Upon my discovery of such a great loss, I read the final installment, The Girl Who Kicked The Hornets’ Nest, painfully slowly. I wanted to savour it, stretch it out for as long as was humanly possible. That lasted me a week. I caved, eventually, and just had to know what was coming.

If you have not indulged in these novels, I suggest you do. I believe that everyone should experience this story at least once in their lives, whether you are into this genre or not.

What were your thoughts on the Millennium Trilogy?

Distance Book Club, I present to you, The Hunger Games!

Somewhere along the line we would be destined to find decent books again. I have said, time and time again, discovering an impressive book is like coming across a great movie… there are millions of options, but a true gem? Few and far between.

I will admit, I was initially skeptical about reading The Hunger Games, mostly because they were recommended to me by someone who is, a) not a reader, and b) a pubescent teenager. I have learned not to take someone who is not a reader seriously when they recommend books, as this is how you end up with books such as Fifty Shades of Grey and the likes becoming overnight phenomena. It does not take much to impress someone who is not a literary veteran, who has not read tons of books, who has no idea what it is to stick by their authors through thick and thin, even when you know they have churned out some rather ghastly work.

Foolishly, in my mind’s eye, I chalked them up to be silly children’s books. I continued without them (but please, let me point out, I have burned my fingers horribly due to book recommendations from said pubescent teenager). I then got my hands on a few movies to watch, and The Hunger Games was among them. It took me a few nights to get to it, as the other movies were, of course, watched first. I had no high hopes. I had read such mixed reviews that even did not know what to expect.

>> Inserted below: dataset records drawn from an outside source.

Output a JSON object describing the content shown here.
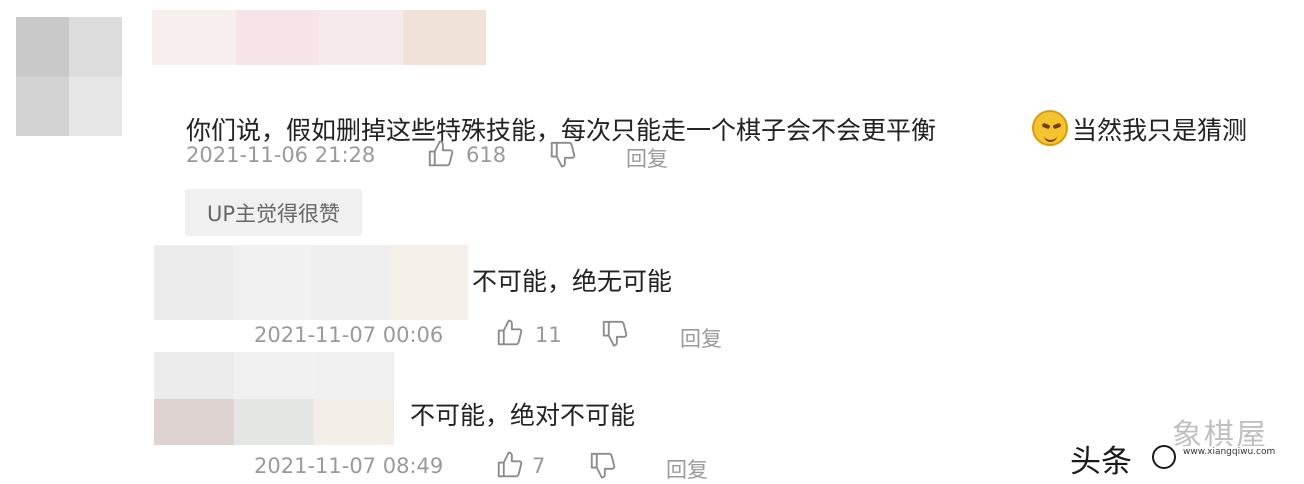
{
  "comments": [
    {
      "text_main": "你们说，假如删掉这些特殊技能，每次只能走一个棋子会不会更平衡",
      "text_tail": "当然我只是猜测",
      "timestamp": "2021-11-06 21:28",
      "likes": "618",
      "reply_label": "回复",
      "badge": "UP主觉得很赞"
    },
    {
      "text_main": "不可能，绝无可能",
      "timestamp": "2021-11-07 00:06",
      "likes": "11",
      "reply_label": "回复"
    },
    {
      "text_main": "不可能，绝对不可能",
      "timestamp": "2021-11-07 08:49",
      "likes": "7",
      "reply_label": "回复"
    }
  ],
  "watermark": {
    "platform": "头条",
    "brand": "象棋屋",
    "url": "www.xiangqiwu.com"
  },
  "icons": {
    "like": "thumbs-up-icon",
    "dislike": "thumbs-down-icon",
    "emoji": "squinting-face-emoji"
  },
  "colors": {
    "text": "#222222",
    "meta": "#9a9a9a",
    "badge_bg": "#f0f0f0"
  }
}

I certainly did not foresee enjoying it so tremendously!

I thought the film was a great rendition of the book as it is no simple feat to bring a first person story to life so successfully. But it was done (maybe because they actually let Suzanne Collins have a hand in the screenplay?), and it was done well. The movie kept me interested, they had a strong cast, they portrayed the book effortlessly, and who can deny that Woody Harrelson was a superb choice for Haymitch Abernathy?

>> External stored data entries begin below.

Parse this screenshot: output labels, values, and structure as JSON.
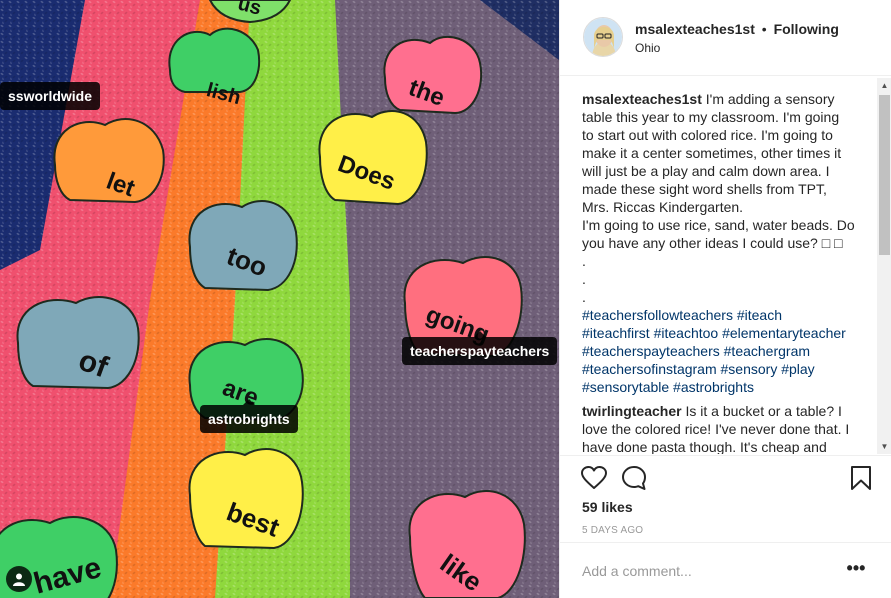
{
  "photo": {
    "shells": [
      {
        "word": "us",
        "color": "#7fe06a"
      },
      {
        "word": "lish",
        "color": "#3fcf66"
      },
      {
        "word": "the",
        "color": "#ff6f8f"
      },
      {
        "word": "let",
        "color": "#ff9a3a"
      },
      {
        "word": "Does",
        "color": "#ffef48"
      },
      {
        "word": "too",
        "color": "#7fa8b8"
      },
      {
        "word": "of",
        "color": "#7fa8b8"
      },
      {
        "word": "going",
        "color": "#ff6f7f"
      },
      {
        "word": "are",
        "color": "#3fcf66"
      },
      {
        "word": "best",
        "color": "#ffef48"
      },
      {
        "word": "have",
        "color": "#3fcf66"
      },
      {
        "word": "like",
        "color": "#ff6f8f"
      }
    ],
    "tags": {
      "ss": "ssworldwide",
      "tpt": "teacherspayteachers",
      "astro": "astrobrights"
    }
  },
  "header": {
    "username": "msalexteaches1st",
    "separator": "•",
    "follow_status": "Following",
    "location": "Ohio"
  },
  "post": {
    "author": "msalexteaches1st",
    "caption_lines": [
      "I'm adding a sensory",
      "table this year to my classroom. I'm going",
      "to start out with colored rice. I'm going to",
      "make it a center sometimes, other times it",
      "will just be a play and calm down area. I",
      "made these sight word shells from TPT,",
      "Mrs. Riccas Kindergarten.",
      "I'm going to use rice, sand, water beads. Do",
      "you have any other ideas I could use? □ □",
      ".",
      ".",
      "."
    ],
    "hashtag_lines": [
      "#teachersfollowteachers #iteach",
      "#iteachfirst #iteachtoo #elementaryteacher",
      "#teacherspayteachers #teachergram",
      "#teachersofinstagram #sensory #play",
      "#sensorytable #astrobrights"
    ]
  },
  "comments": [
    {
      "user": "twirlingteacher",
      "lines": [
        "Is it a bucket or a table? I",
        "love the colored rice! I've never done that. I",
        "have done pasta though. It's cheap and"
      ]
    }
  ],
  "actions": {
    "likes": "59 likes",
    "date": "5 DAYS AGO"
  },
  "add_comment": {
    "placeholder": "Add a comment...",
    "more": "•••"
  },
  "colors": {
    "link": "#003569",
    "muted": "#999999",
    "border": "#efefef"
  }
}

The first thing I did was to go out finally and get my hands on the books. I started reading them immediately. It took me a really long time to get into the story, as I really don’t like anything written in the present tense, and I also do not like reading in the first person unless it is a autobiography, in which case I can appreciate. I soon discovered that this was a book I would have to share with my friend. Distance Book Club, here we come!

My friend and I read and discussed the books in minute and extreme detail. This was definitely something new, something different. I heard a lot of people say that it was so similar to Battle Royale it could have been called plagiarism, but I have as of yet not had the time to see what all the fuss is about. I hope, in future, to get back to you about that.

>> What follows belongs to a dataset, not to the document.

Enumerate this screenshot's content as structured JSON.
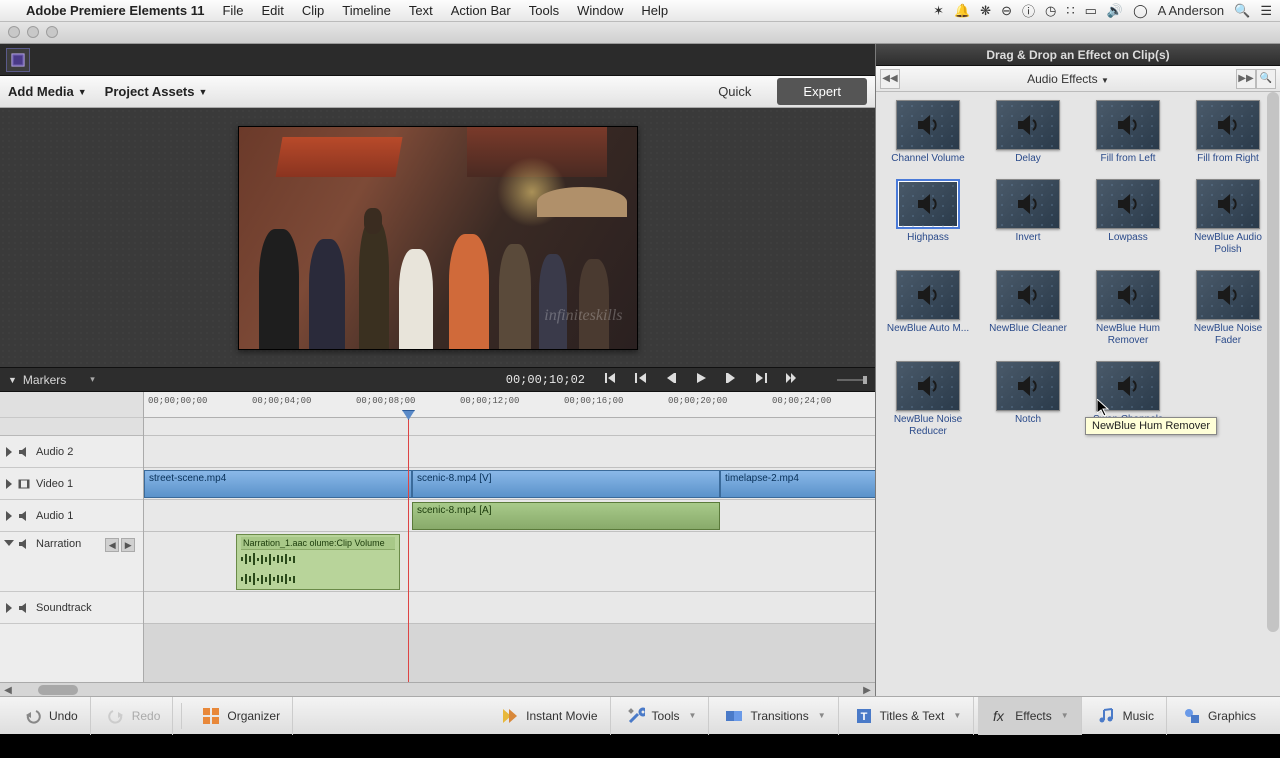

The books do have gaps in between them, there are flaws, but overall they are duly entertaining if you bear in mind the primary reading group is young adults, who are not so finicky about all the little particulars. It has been a while since I read something new that actually kept me hooked successfully. Thumbs up, Suzanne Collins! You cannot miss the fact that a woman wrote the books, though, that is unavoidable. The attention to fashion detail, makeup and beauty is enough to sometimes drive you clean around the bend, but bear with it. Every time I read about it, I failed to get around the awfully loud voice in my head screaming, “it’s a revolution people, not a fashion parade!”. Maybe the dystopian future will be extremely fashion conscious, even when at war, who knows?

Even with the flaws of the story, a box set has been placed prominently on my Christmas wish list (may the odds be ever in my favour 😉 ). It would be a lovely addition to my burgeoning bookshelf (which reminds me, I am desperately in need of a new one!). Ah, to read, to buy books, there is almost no greater comparable joy!

What are your thoughts on The Hunger Games?